The Company uses constant currency revenue growth to evaluate its financial performance in comparison to prior periods and as a measure of expected growth in planning and setting objectives for future periods. The Company believes this measure is an important indicator of the Company’s progress and outlook because it provides a better gauge of the level of change in the business activity as it eliminates any changes arising from currency fluctuations. The Company believes the presentation of this measure is relevant and useful for investors because it allows investors to view revenue growth in a manner similar to the method used by the Company’s management, helps improve investors’ ability to understand the Company’s revenue growth, and makes it easier to compare the Company’s results with other companies, including competitors, whose reporting currency may be different from Dassault Systèmes. Constant currency revenue growth, as calculated by the Company, may not be comparable to similarly titled measures employed by other companies.

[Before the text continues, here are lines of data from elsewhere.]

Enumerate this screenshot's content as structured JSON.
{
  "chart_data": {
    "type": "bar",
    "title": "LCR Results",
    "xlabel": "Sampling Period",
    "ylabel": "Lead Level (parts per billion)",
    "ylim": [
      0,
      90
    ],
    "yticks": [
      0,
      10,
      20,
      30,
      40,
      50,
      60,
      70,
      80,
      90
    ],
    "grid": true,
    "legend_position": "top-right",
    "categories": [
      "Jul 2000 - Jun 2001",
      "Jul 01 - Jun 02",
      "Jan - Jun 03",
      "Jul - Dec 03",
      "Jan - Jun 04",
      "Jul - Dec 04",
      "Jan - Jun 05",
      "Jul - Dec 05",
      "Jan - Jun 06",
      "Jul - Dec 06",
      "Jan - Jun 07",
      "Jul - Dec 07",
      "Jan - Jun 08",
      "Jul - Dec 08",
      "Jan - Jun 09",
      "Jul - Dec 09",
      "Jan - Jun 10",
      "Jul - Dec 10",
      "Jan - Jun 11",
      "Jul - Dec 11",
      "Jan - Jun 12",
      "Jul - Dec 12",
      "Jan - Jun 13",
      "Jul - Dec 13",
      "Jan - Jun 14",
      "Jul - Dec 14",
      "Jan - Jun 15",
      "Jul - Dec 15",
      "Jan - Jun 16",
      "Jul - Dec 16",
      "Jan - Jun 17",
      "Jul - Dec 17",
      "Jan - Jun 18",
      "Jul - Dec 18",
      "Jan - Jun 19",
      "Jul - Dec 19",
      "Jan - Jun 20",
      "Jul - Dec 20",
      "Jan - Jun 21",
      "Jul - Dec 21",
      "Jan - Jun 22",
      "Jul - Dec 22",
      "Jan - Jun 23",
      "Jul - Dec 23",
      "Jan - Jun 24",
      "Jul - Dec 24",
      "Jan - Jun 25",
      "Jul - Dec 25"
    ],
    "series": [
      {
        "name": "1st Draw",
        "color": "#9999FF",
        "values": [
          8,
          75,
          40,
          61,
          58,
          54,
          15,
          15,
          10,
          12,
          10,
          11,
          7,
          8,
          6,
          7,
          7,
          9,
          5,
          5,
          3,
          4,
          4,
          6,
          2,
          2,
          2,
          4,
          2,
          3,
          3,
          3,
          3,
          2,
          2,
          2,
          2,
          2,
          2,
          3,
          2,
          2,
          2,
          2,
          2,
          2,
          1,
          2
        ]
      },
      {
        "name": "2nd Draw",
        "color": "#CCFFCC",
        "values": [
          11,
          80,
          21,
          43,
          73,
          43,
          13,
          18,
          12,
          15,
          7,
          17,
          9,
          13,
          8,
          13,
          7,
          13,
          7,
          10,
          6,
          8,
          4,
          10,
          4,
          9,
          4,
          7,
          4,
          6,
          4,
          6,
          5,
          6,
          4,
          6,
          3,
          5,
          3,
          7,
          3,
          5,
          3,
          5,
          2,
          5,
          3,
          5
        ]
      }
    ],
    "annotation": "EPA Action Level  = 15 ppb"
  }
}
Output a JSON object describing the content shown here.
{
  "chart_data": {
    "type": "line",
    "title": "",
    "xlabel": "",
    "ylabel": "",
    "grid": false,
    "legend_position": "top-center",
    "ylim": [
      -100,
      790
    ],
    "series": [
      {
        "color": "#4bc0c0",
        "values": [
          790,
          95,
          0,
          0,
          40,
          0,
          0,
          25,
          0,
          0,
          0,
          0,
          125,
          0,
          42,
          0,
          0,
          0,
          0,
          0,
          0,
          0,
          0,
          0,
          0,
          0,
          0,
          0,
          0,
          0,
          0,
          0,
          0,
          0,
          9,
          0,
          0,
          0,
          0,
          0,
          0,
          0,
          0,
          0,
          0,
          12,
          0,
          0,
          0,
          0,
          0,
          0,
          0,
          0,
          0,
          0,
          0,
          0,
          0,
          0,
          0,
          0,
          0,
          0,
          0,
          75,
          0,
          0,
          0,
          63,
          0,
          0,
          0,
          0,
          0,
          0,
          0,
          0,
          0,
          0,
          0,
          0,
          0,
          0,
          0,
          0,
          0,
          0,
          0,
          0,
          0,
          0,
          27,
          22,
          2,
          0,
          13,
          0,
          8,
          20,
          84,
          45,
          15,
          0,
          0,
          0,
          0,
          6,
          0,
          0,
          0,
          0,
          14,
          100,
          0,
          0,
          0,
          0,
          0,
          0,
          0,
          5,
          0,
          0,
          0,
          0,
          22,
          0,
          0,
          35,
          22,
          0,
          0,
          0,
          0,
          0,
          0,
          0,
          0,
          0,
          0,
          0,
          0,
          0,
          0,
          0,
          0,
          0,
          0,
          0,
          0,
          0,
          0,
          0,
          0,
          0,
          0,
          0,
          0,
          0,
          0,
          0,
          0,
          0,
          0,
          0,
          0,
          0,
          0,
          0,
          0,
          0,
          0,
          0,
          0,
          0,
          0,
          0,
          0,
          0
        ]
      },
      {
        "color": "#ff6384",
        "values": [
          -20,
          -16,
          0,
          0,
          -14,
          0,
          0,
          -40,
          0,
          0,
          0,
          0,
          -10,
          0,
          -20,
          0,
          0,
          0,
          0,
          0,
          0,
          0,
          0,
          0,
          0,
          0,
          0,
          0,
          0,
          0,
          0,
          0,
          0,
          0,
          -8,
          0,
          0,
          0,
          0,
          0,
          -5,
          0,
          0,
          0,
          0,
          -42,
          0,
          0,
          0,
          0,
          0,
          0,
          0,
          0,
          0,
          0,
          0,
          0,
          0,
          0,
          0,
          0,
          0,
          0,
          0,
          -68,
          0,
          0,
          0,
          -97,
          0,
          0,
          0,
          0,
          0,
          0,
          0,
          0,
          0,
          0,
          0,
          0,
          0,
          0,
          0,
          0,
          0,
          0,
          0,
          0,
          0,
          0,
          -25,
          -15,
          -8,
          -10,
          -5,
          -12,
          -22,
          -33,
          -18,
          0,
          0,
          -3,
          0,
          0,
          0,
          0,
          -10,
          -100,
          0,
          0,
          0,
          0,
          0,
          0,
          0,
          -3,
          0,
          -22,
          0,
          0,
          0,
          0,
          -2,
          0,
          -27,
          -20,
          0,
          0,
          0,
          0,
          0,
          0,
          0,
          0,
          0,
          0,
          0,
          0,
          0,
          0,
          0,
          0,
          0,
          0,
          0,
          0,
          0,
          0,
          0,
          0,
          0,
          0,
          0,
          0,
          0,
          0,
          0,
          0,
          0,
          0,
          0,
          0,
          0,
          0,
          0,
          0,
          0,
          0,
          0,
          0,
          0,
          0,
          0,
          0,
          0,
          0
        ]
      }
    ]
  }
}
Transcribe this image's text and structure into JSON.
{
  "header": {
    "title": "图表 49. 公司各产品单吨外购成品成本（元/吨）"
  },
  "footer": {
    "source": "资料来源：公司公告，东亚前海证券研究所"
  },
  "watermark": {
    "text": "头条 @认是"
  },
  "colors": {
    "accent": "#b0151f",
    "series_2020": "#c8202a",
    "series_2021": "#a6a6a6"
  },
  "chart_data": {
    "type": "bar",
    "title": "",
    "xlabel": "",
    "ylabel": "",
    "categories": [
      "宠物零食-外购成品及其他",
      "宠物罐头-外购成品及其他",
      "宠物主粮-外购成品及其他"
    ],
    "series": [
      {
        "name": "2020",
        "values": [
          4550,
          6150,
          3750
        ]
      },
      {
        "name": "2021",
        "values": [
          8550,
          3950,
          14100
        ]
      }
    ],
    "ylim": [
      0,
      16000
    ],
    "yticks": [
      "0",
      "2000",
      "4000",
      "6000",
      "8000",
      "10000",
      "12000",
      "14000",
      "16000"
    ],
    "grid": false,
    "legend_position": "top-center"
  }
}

Conference call information
The Company will host a teleconference call today, Wednesday, February 9, 2005 at 4:00 PM CET/3:00 PM London/10:00 AM New York. The conference call will be available via the Internet by accessing http://www.3ds.com/corporate/investors/ . Please go to the website at least fifteen minutes prior to the call to register, download and install any necessary audio software. The webcast teleconference will be archived for 30 days. Financial information to be discussed in the call will be available on the Company’s website prior to commencement of the teleconference http://www.3ds.com/corporate/investors/ . Additional investor information can be accessed at http://www.3ds.com/corporate/investors/ or by calling Dassault Systèmes’ Investor Relations at 220.127.116.11.69.24.
Statements above that are not historical facts but express expectations or objectives for the future, including but not limited to statements regarding the Company’s objectives for 2005 revenue growth in constant currencies, 2005 reported revenue range, 2005 operating margin objective excluding acquisition costs and SFAS 123R, 2005 EPS objective, first quarter 2005 revenue growth objective in constant currencies, first quarter 2005 reported revenue range and first quarter EPS objective are forward-looking statements (within the meaning of Section 21E of the 1934 Securities Exchange Act, as amended). Such forward-looking statements are based on management's current views and assumptions and involve known and unknown risks and uncertainties. Actual results or performances may differ materially from those in such statements due to, among other factors: (i) currency fluctuations, (ii) reduced corporate spending on IT infrastructure as a result of changing economic or business conditions that could negatively affect market demand for our products and services, (iii) difficulties or adverse changes affecting our partners or our relationships with our partners, including our longstanding, strategic partner, IBM, (iv) new product developments and technological changes, and (v) errors or defects in our products. Unfavorable changes in any of the above or other factors described in the Company’s SEC reports, including the Form 20-F for the year ended December 31, 2003, which was filed with the SEC on June 30, 2004, could materially affect the Company's financial position or results of operations.